Despierto en medio de la más profunda oscuridad y trato de encontrar mis pantuflas al costado de la cama. La pereza sigue en mis ojos pero debo levantarme. Los más mínimos sonidos son anclas a la realidad. Dejo las sábanas a un costado y me aferro al bastón sin siquiera prender la luz ¿para qué? Ya no hay lágrimas porque simplemente no funcionan. Prendo el fuego de la hornalla y siento elevarse el calor poco a poco. No soy cuidadoso con eso y más de una vez la habitación se llenó de humo. Arriba se oyen los pasos crujir de mi vecino. Por estas horas siempre practica el mismo trozo de su partitura.

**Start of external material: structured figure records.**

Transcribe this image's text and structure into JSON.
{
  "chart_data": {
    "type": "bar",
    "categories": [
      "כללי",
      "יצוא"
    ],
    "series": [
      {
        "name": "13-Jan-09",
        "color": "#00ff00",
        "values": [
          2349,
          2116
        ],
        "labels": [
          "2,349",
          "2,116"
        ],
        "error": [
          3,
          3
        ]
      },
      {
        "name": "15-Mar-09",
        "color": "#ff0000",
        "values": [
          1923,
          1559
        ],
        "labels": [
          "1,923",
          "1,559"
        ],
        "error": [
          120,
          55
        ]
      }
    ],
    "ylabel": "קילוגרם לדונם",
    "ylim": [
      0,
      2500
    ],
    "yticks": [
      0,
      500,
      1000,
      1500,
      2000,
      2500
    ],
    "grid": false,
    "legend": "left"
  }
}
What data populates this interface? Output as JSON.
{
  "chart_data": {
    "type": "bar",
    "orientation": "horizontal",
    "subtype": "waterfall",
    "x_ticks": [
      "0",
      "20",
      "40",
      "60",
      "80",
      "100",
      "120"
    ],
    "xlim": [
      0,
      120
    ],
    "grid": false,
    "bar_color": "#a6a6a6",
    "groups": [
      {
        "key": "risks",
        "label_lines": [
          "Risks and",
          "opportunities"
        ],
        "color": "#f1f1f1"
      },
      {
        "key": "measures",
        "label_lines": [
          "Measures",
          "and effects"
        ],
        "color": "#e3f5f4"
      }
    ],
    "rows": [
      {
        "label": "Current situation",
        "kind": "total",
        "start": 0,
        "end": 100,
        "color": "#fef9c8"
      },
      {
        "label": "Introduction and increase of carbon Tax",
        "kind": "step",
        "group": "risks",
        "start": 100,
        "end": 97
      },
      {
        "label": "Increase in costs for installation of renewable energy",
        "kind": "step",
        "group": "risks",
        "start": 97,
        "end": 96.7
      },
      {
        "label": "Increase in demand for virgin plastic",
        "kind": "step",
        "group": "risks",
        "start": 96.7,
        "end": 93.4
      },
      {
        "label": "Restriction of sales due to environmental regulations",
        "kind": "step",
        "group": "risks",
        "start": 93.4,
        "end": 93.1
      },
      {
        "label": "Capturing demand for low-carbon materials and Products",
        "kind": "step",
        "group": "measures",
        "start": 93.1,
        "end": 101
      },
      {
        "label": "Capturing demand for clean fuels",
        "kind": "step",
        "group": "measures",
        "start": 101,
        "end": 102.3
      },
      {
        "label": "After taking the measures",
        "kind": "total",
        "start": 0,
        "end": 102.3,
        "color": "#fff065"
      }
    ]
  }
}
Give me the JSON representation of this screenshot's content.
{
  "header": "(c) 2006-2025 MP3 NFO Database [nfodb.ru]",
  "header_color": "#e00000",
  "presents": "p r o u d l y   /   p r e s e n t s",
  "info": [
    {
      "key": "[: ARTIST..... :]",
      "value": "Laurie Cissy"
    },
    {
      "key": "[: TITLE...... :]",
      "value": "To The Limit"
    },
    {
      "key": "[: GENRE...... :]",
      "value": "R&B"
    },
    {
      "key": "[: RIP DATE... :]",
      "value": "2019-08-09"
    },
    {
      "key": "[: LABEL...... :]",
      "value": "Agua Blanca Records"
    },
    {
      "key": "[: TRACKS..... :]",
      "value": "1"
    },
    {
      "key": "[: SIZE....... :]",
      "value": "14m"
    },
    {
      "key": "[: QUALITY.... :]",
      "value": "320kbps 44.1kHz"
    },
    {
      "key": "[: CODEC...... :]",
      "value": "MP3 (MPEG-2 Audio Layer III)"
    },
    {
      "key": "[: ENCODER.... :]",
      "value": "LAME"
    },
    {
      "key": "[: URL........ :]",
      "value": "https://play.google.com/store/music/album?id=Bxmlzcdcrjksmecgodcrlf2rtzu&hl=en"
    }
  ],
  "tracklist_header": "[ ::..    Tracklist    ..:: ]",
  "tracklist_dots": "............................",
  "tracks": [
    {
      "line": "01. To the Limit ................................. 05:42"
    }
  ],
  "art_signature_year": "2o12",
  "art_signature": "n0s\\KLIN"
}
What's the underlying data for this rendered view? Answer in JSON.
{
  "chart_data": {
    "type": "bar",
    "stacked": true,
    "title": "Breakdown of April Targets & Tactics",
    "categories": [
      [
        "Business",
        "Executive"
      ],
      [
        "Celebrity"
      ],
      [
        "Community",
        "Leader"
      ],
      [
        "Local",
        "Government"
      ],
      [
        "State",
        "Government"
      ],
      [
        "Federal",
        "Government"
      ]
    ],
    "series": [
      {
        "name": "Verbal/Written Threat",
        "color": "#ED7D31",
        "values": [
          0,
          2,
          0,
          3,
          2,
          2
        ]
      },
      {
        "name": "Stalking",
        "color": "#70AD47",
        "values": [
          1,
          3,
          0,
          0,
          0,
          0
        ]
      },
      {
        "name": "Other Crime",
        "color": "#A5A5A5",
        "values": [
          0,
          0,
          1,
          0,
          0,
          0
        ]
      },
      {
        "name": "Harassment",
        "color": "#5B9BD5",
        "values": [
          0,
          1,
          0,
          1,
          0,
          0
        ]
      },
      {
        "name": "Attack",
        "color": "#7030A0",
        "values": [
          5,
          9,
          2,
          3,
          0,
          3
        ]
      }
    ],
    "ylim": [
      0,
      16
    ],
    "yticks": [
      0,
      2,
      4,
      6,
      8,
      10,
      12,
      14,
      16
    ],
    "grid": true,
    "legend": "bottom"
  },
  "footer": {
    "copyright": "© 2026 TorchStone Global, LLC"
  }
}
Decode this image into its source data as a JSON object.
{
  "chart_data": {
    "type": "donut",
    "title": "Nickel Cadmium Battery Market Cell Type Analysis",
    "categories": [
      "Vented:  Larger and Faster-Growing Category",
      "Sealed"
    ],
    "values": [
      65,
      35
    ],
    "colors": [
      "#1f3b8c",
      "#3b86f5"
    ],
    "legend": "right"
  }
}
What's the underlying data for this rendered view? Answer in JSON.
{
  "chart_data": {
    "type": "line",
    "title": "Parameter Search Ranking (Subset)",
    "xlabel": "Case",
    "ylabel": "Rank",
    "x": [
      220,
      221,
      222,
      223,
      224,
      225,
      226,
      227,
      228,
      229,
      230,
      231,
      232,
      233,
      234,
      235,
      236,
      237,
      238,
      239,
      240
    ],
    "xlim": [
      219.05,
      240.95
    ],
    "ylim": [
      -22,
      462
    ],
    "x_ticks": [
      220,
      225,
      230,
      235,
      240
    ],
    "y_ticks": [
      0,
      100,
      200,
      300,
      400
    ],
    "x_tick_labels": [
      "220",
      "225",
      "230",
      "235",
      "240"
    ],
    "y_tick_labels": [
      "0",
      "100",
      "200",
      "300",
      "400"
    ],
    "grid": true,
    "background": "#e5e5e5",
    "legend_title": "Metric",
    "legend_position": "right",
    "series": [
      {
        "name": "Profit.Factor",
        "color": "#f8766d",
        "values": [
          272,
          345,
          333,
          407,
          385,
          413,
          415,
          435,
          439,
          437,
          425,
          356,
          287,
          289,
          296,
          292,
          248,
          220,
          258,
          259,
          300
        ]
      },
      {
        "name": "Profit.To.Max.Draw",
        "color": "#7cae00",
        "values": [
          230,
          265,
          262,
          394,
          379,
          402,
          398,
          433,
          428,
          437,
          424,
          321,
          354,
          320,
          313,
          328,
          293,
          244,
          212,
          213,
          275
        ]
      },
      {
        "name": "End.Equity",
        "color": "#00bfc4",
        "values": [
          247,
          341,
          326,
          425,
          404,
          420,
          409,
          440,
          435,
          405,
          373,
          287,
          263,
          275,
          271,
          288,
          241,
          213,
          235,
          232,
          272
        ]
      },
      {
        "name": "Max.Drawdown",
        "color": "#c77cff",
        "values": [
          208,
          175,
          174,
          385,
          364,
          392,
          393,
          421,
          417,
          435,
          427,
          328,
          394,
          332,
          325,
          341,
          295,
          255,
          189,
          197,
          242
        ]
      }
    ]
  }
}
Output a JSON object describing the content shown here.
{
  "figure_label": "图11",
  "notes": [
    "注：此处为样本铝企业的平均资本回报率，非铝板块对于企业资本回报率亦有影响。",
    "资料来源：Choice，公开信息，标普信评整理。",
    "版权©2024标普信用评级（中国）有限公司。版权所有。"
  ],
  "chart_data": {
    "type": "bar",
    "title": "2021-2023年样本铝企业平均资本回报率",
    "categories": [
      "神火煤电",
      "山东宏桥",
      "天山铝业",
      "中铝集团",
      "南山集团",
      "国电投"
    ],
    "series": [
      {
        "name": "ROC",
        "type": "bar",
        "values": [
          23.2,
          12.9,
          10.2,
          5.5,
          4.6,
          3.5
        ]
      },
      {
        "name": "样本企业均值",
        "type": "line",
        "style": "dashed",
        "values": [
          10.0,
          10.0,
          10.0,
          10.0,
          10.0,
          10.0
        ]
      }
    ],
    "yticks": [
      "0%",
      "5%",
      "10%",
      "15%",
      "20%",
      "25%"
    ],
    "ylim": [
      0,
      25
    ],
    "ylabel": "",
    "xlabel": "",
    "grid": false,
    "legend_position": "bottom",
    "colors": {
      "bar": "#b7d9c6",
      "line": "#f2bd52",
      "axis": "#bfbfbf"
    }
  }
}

Suena el portero. Voy a tumbos hasta la puerta. Siento el frío del picaporte en la mano. Solo es el correo. Mi felicidad se disipa. El cartero me descompone con el aroma de su perfume barato. Cierro nuevamente. La habitación sigue a oscuras. Llego hasta mi silla y abro el ventanal para dejar entrar la tibia brisa de las mañanas de verano. Desde el tercer piso el bullicio de la calle parece el arrullo de un mar agitado. Una ambulancia grita en la esquina. La vida me parece totalmente desabrida. Sigo esperando que el portero suene. Tomo un libro de la estantería y siento su superficie rugosa y el olor a papel recién comprado. Me duele tenerlo aquí, tan cerca y no poder asomarme siquiera a lo que me tiene vedado. El dolor es demasiado. Tomo el bastón y voy poco a poco hasta el balcón. Sigue oscura a pesar de ser el mediodía.
Salto.
Cinco minutos después suena el portero.